Aquel destino tuyo, que para toda la familia resultó en principio indescifrable, tenía un sentido evidente para el fraile. Su vinculación a todos vosotros se hizo más profunda, y convirtió en rutina casi cotidiana las iniciales visitas, cuando leyó los memoriales y las escrituras del antepasado español, aquellos pergaminos y papeles ya tan oscuros de puro viejos que el padre conservaba envueltos en los paños de los dibujos maravillosos, en aquellas telas donde, con colores y trazos que parecían recién pintados, el artista había puesto extrañas figuras de guerreros, defensores e invasores, indios y españoles, agrupadas o distribuidas de forma también rara, entre cuadrados y redondeles.
El fraile estuvo revisando aquello sentado junto a la noria, sobre una gran piedra de las viejas ruinas, y parecía como absorto en alguna oración mientras repasaba los viejos documentos, hasta que el sol se puso. Volvió al día siguiente, y al otro, hasta que logró comprender los documentos en su totalidad. Se hizo desde entonces familiar a la casa. Cuando estaba el padre, conversaba con él; si no, rezaba el rosario con las mujeres, o se quedaba leyendo sus oraciones, sentado junto a la noria.
En aquellos memoriales, el fraile había encontrado al parecer algo propio: el relato de su tierra original y de sus gentes.
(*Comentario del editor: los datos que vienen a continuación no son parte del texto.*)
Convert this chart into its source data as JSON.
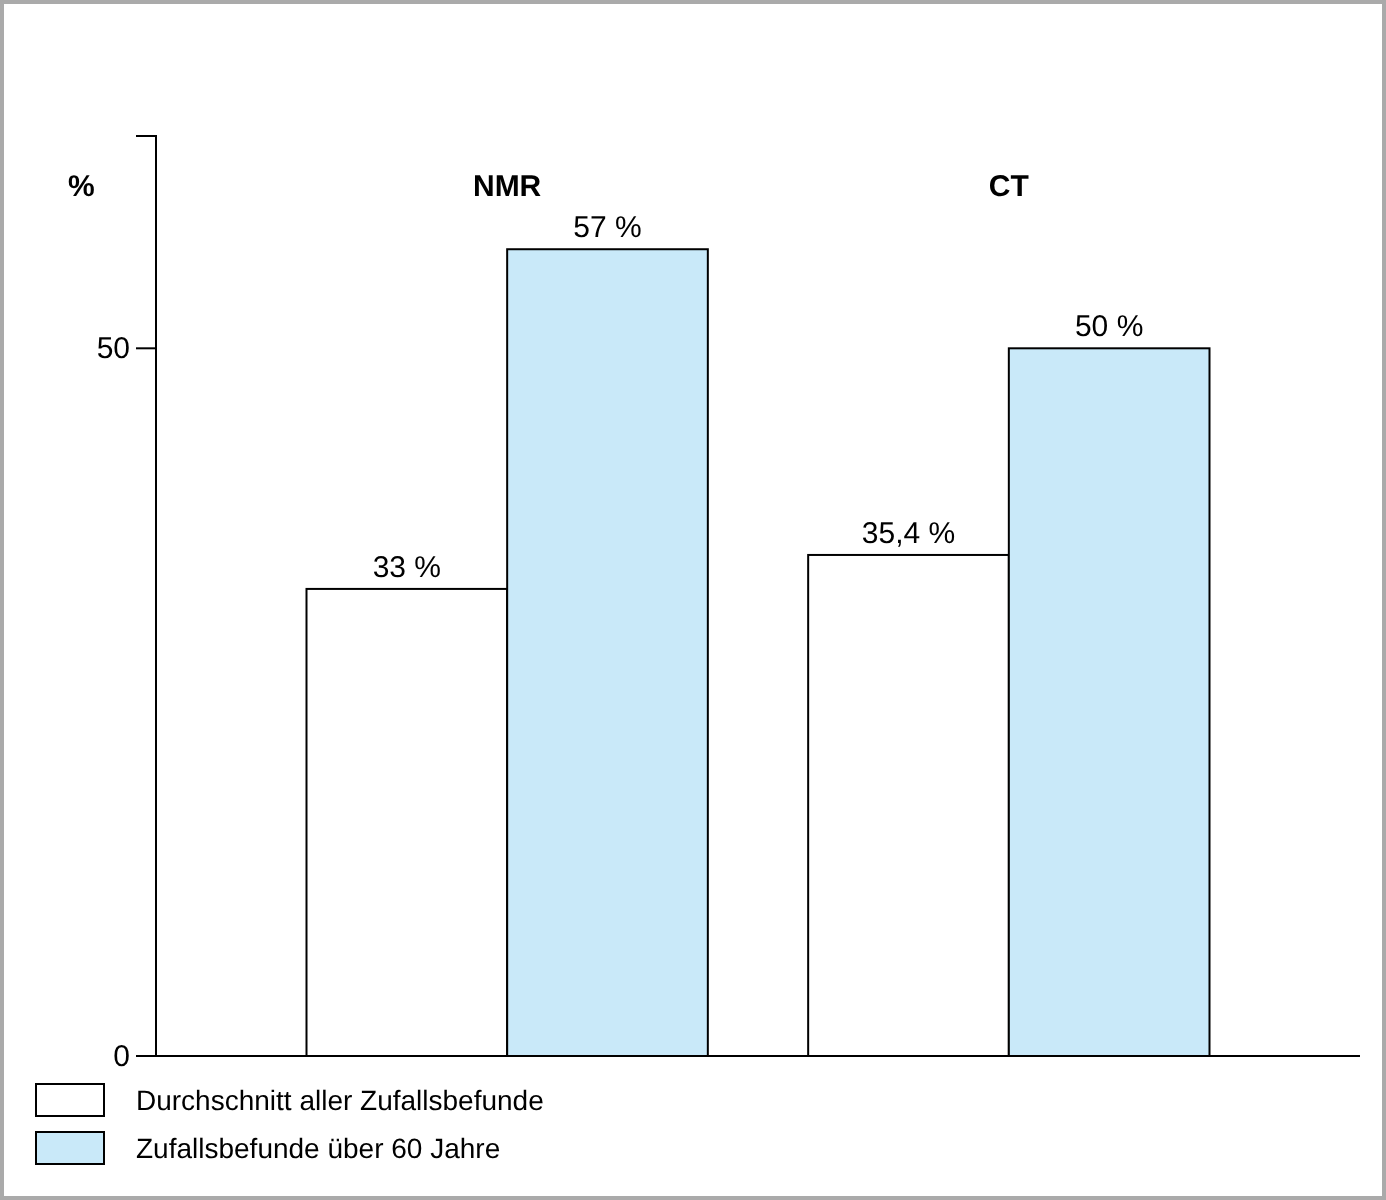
{
  "chart_data": {
    "type": "bar",
    "ylabel": "%",
    "categories": [
      "NMR",
      "CT"
    ],
    "series": [
      {
        "name": "Durchschnitt aller Zufallsbefunde",
        "color": "#ffffff",
        "values": [
          33,
          35.4
        ],
        "value_labels": [
          "33 %",
          "35,4 %"
        ]
      },
      {
        "name": "Zufallsbefunde über 60 Jahre",
        "color": "#c9e9f9",
        "values": [
          57,
          50
        ],
        "value_labels": [
          "57 %",
          "50 %"
        ]
      }
    ],
    "ylim": [
      0,
      65
    ],
    "yticks": [
      0,
      50
    ],
    "grid": false,
    "legend": "bottom left"
  }
}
Con los ojos perdidos, en los labios una mueca semejante a un resoplido, sin acabar de comer su taco, el fraile contaba que el había nacido en el mismo pueblo que vuestro antepasado del otro lado del mar, allá en la lejana metrópoli, y señalaba al punto por donde el sol nacía, en algún país cuyos datos de identidad estaban señalados por un gran río en el que vertían otros ríos límpidos y poderosos, en un espacio entre enormes montañas blancas y ondulados oteros. El fraile tenía incluso vuestro apellido entre los suyos, y aquel paisanaje parecía resultarle, quién sabe por qué, especialmente significativo.
Se quedaba mirándote largo tiempo, con expresión de gran curiosidad, mientras tú estudiabas; te palmeaba sin razón aparente las espaldas, con manotazos sin embargo cordiales; te animaba con especial ahínco cuando coronabas los esfuerzos de alguna irreductible declinación.
Solía referirse a su pueblo, el mismo de tus orígenes españoles, sintetizando en unas frases, con satisfacción siempre renovada, el objetivo principal que parecía cumplir, para él, aquel destino a que te empujaba:
– Indio hasta la raíz del pelo: menuda cara pondrá esa gente cuando vea un fraile así, pero de su linaje.
E, indefectiblemente, soltaba una gran risa.